National Treasure 2: Book of Secrets comes out on DVD on May 20, and in preparation for the release, director Jon Turteltaub sat down with several of his closest friends (and by “closest friends,” I mean “members of the media”) to chat about the film and what audiences can expect from the DVD and BluRay releases.
Even as the first National Treasure was hitting the screens, it was being compared to the Indiana Jones films, which is a special treat for Turteltaub. “Raiders of the Lost Ark is the ultimate adventure movie,” he said. “I can’t see anything wrong with it. It’s pretty perfect.”
And as the films are compared, the main characters – Indiana Jones and Benjamin Gates – are as well. “The comparison is a fair one and doesn’t bother me,” Turteltaub said. “Both characters are passionate about history and judge the value of their treasures on the object’s historical and cultural value, not its financial value. But I think Indy and Ben Gates are both characters derived from old-fashioned movies of the 30’s and 40’s. Also, Indiana Jones has one big advantage over Ben Gates… Indy is directed by Spielberg. That’s a plus.”
While Turteltaub didn’t have Spielberg, he did have uber-producer Jerry Bruckheimer at his side for both movies. Turteltaub knew he had to live up to Bruckheimer’s other films. “I knew what kind of imagery the audiences expect from a Jerry Bruckheimer film,” he said. “In turn, I tried to keep the look of the National Treasure movies consistent with that. However, credit really does need to go to the people who are responsible for creating those looks… Michael Bay, John Schwartzman and Tony Scott stand out.”
Ack! Here we go with Michael Bay. Let’s move on.
Turteltaub, who was curious about history as a child. (“I was a lot more into history than I was into history classes,” he admitted) enjoys the historical aspects of the film. His favorite response comes from teachers. “Many use the films in their classes,” he said. “I’m not sure I should be so proud of this, but my movies are shown in more history classes than film classes. Oh well.”
To keep this support, Turteltaub has strove to make the history as real as possible, even when people think he’s making things up. “Staying true to the history is everything for me. That’s the puzzle,” he said. “What we found is that whenever we made up historical facts it made the scenes feel fake, but when we stuck to the real history, things worked more believably. If we make facts up, it feels to me like cheating.”
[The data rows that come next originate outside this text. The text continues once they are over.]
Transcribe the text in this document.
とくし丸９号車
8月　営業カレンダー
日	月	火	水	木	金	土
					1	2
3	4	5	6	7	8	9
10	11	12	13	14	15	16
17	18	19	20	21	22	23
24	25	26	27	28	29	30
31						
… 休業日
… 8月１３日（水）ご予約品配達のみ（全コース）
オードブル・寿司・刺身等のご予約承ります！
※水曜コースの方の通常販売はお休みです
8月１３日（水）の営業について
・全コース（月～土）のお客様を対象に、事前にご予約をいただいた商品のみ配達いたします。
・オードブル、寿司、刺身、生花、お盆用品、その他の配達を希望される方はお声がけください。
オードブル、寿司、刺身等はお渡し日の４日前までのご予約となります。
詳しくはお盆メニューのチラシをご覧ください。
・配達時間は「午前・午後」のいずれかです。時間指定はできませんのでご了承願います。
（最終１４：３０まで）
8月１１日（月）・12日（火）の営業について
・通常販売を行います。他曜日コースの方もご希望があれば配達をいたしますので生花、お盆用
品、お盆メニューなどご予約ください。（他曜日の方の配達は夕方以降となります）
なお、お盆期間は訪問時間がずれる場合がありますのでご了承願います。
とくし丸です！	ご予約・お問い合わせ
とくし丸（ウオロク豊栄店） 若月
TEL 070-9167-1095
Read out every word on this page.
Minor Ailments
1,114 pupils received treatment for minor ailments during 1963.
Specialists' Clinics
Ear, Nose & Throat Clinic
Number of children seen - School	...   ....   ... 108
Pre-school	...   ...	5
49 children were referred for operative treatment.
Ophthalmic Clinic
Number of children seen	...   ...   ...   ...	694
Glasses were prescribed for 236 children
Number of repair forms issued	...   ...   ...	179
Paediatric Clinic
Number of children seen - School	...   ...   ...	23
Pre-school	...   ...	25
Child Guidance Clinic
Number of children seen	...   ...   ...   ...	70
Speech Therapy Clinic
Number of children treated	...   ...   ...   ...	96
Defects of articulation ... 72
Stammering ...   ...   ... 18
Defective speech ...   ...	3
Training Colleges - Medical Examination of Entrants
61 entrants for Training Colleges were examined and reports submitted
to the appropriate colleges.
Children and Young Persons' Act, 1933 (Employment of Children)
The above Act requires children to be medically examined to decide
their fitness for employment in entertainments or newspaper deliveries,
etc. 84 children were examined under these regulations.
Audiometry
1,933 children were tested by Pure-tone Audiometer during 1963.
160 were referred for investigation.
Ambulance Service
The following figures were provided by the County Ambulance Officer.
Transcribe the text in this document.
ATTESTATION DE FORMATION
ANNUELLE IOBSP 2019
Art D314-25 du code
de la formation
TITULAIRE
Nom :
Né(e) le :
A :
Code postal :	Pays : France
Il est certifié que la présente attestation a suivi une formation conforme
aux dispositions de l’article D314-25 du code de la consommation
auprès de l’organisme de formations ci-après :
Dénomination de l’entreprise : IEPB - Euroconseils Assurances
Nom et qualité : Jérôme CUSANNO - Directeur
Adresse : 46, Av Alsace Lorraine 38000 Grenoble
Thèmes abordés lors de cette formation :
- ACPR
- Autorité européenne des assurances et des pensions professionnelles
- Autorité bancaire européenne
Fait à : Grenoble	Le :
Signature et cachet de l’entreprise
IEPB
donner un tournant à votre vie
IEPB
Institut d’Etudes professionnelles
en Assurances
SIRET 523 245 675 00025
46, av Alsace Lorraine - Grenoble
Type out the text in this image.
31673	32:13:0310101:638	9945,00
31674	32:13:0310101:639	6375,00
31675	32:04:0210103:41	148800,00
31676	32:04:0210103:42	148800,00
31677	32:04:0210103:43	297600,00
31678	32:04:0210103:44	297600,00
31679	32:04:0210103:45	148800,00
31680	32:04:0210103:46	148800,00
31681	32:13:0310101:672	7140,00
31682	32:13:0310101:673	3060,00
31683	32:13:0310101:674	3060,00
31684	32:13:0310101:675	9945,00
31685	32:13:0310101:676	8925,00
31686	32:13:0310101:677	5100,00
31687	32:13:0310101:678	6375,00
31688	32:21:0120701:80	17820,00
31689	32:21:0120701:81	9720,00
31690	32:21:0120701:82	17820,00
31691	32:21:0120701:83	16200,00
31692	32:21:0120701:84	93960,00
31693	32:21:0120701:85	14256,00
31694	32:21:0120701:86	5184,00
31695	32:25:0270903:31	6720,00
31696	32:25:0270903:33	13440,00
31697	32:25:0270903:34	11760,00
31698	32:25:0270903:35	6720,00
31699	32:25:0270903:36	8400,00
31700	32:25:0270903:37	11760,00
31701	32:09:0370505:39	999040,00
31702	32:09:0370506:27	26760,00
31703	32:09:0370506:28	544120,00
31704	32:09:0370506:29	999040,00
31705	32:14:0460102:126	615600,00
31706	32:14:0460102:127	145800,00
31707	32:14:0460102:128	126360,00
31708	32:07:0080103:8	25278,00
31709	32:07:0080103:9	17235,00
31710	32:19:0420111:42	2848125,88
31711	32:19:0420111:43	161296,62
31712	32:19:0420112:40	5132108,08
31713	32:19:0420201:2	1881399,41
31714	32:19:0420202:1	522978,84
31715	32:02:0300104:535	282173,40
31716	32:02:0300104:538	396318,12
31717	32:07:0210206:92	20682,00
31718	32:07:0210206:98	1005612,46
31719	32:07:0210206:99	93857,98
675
Of course, there has to be some sort of artistic license. One always will wonder if there is a Book of Secrets hidden somewhere in the Library of Congress or a secret compartment in the desk of the President. “If we knew there wasn’t a Book of Secrets or a secret compartment, we wouldn’t have put it in,” Turteltaub said slyly. “Certainly, there have been rumors and stories of this book… sometimes it’s believed to be kept by the CIA, sometimes by the FBI. And if you ever go on a tour of the White House, try to sneak into the Oval Office and get a look at the desk. I’m dying to hear what you find.”
On his plate in the future, Turteltaub has produced and directed a pilot for CBS, but he is also looking forward on working with Bruckheimer, Nicolas Cage and Disney again. “We’re doing a modern day re-telling of the story The Sorcerer’s Apprentice. It was inspired by the Mickey Mouse classic from Fantasia.” We can only hope this is true.
For the DVD hounds out there, Turteltaub promises some Easter Eggs in the mix. While he won’t tell us where you can find them (“Oh… they’re there. But telling you would ruin all the fun,” he said), try turning left in the second bonus features menu on disc 2.